- I think given public available metrics, it's clear that this isn't translating into more products/apps getting shipped. That could be because devs are now running into other bottlenecks, but it could also indicate that there's something wrong with these studies.
- Most devs who say AI speeds them up assert numbers much higher than what those studies have shown.
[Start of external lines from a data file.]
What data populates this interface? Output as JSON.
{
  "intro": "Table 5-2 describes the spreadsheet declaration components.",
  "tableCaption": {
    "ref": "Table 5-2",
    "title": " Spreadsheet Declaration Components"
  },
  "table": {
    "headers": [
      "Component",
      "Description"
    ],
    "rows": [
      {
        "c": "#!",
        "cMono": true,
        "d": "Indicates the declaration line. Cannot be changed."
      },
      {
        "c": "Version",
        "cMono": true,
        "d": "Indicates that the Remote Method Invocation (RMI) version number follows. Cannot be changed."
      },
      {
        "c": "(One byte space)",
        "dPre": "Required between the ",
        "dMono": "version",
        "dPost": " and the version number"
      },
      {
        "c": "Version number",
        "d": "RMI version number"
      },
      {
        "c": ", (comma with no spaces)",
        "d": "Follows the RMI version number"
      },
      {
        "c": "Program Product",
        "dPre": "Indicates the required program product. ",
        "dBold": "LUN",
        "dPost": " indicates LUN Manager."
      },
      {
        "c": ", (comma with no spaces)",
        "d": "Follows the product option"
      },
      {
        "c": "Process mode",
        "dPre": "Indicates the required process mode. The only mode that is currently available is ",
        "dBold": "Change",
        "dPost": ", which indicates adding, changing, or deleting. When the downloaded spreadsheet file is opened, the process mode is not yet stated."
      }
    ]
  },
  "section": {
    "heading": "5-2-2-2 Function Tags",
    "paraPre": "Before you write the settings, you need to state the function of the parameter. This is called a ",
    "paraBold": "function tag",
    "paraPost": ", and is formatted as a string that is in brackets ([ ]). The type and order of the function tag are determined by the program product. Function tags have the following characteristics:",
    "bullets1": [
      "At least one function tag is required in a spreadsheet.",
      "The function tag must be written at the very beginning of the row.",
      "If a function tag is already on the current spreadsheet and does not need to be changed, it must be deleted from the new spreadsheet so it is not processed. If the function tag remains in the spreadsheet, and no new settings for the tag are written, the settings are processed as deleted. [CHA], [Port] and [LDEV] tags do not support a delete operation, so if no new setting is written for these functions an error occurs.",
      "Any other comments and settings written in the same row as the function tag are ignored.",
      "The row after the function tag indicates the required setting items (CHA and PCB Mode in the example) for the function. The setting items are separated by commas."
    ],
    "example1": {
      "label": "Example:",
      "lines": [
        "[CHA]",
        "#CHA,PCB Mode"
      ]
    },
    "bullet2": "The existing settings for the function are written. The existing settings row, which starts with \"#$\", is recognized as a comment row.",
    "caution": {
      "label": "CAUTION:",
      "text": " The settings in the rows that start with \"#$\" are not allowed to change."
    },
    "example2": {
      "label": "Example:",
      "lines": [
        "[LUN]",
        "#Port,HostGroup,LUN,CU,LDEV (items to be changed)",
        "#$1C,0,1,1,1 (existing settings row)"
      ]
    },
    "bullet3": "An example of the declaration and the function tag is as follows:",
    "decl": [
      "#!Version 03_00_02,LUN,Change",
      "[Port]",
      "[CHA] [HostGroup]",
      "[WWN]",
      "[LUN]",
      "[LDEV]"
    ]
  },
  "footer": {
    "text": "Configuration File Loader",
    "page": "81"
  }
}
Much of the hype around these tools is built on those higher estimates.
- I won't claim to have read every study, but of the ones I have checked in the past, the more the methodology impressed me the less effect it showed.
- Prior to LLMs, it was near universally accepted wisdom that you couldn't really measure developer productivity directly.
- Review is imperfect, and LLMs produce worse code on average than human developers. That should result in somewhat lowered code quality with LLM usage (although that might be an acceptable trade off for some). The fact that some of these studies didn't find that is another thing that suggests there shortcomings in said studies.
> - Prior to LLMs, it was near universally accepted wisdom that you couldn't really measure developer productivity directly.
Absolutely, and all the largest studies I've looked at mention this clearly and explain how they try to address it.
> Review is imperfect, and LLMs produce worse code on average than human developers.
Wait, I'm not sure that can be asserted at all. Anecdotally not my experience, and the largest study in the link above explicitly discuss it and find that proxies for quality (like approval rates) indicate more improvement than a decline. The Stanford video accounts for code churn (possibly due to fixing AI-created mistakes) and still finds a clear productivity boost.
My current hypothesis, based on the DORA and DX 2025 reports, is that quality is largely a function of your quality control processes (tests, CI/CD etc.)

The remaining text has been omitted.